Letter to the Chairman of the Committee
from the Secretary of State for Foreign and Commonwealth Affairs
EULEX
Thank you for your letter of 19 January requesting
clarification on the role of the EU's policing and rule of law
mission in Kosovo, EULEX.
As I told the Committee on 10 December, there
is no contradiction between the UK's support for Kosovo's independence,
in accordance with Ahtisaari's Comprehensive Settlement Proposal
(CSP), and the role of EULEX, which was foreseen in the CSP.
EULEX became operational throughout Kosovo on
9 December 2008, at the invitation of the Kosovan government.
The Serbian government also expressed its support for the deployment.
The mission currently has 2248 staff working throughout Kosovo,
including in the Serb-majority areas. Its work to strengthen the
rule of law is to the benefit of all Kosovo's communities.
EULEX's mandate is set out in Joint Action 2008/
124/CFSP, dated 4 February 2008. It operates to the same remit
in all parts of Kosovo: providing mentoring and training to police,
customs, prosecutors and the judiciary. It also retains some executive
authority in the areas of maintaining public order and combating
organised crime. While EULEX operates within the overall framework
of the United Nations, which itself takes a status neutral approach,
the Joint Action and planning documents do not specify or imply
that EULEX is status neutral.
Since EULEX's deployment, UNMIK has relinquished
its leading role in the field of rule of law in Kosovo and UNMIK
is reviewing its presence in Kosovo in the light of this deployment.
The UN Secretary General's report on Kosovo of 24 November 2008
stated that further discussions would be required on certain transitional
arrangements in areas of particular concern to Kosovan Serbs.

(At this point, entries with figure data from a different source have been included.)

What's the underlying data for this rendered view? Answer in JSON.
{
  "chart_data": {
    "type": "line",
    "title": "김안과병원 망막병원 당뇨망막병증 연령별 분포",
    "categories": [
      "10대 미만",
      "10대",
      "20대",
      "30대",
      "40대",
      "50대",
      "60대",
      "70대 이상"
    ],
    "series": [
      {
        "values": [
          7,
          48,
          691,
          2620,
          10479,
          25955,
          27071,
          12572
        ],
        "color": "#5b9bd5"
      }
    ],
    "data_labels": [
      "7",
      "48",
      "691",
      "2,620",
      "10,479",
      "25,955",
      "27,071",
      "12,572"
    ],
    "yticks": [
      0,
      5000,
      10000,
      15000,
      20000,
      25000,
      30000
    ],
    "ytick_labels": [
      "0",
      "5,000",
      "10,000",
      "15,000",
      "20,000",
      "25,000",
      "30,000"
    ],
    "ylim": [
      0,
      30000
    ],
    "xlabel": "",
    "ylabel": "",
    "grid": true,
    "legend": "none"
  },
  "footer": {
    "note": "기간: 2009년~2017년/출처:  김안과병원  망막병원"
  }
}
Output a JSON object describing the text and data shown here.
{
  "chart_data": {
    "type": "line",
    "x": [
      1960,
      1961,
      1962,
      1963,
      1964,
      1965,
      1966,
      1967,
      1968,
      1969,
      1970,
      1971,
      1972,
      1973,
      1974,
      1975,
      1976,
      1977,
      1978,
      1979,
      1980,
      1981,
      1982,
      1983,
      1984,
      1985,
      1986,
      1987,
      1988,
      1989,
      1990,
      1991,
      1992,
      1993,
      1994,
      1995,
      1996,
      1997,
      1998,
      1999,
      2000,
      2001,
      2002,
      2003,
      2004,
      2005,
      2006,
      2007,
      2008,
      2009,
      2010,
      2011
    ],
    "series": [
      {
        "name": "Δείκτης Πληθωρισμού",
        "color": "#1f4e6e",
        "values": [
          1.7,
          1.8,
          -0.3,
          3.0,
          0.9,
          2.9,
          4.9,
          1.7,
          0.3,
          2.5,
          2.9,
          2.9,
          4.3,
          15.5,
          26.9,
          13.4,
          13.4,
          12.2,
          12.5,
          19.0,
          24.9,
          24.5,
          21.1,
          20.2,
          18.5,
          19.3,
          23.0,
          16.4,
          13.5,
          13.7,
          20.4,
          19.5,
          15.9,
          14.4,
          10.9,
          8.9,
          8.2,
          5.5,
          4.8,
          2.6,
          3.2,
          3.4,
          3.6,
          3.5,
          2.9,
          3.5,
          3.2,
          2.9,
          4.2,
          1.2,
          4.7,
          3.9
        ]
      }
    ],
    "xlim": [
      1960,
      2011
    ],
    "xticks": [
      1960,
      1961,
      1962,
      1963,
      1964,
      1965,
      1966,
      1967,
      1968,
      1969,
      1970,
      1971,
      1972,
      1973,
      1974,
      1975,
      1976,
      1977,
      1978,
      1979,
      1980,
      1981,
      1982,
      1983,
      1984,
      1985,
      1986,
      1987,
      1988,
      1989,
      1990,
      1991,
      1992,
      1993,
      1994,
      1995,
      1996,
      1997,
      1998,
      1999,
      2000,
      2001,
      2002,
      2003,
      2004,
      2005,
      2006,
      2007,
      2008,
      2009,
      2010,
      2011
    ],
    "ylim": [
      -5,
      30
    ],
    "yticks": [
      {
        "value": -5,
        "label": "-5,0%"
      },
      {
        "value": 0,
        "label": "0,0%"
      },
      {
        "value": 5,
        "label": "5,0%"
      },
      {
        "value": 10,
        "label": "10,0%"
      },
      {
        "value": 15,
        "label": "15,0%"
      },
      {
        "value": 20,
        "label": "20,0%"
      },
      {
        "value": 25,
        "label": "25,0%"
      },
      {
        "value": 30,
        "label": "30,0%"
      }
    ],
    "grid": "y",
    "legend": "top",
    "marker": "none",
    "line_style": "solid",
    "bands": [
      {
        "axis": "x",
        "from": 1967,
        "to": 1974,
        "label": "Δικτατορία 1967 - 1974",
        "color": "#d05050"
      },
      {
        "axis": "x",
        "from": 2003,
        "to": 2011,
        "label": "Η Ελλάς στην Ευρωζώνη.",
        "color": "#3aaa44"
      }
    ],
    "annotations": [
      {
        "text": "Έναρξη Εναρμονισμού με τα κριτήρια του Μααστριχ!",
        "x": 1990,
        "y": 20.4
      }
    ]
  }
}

The report made clear that the implementation of these transitional
arrangements would be on the basis of continuous consultation
and co-ordination with the authorities in Pristina, as well as
consultations with Belgrade. These discussions, in which EULEX
is closely involved, are underway and have yet to be concluded.
I am confident that nothing in any of these
transitional arrangements, nor their implementation, will undermine
Kosovo's territorial integrity or unitary nature. I remain a strong
advocate of Kosovo's independence and would not support any activity
that I believed would undermine that.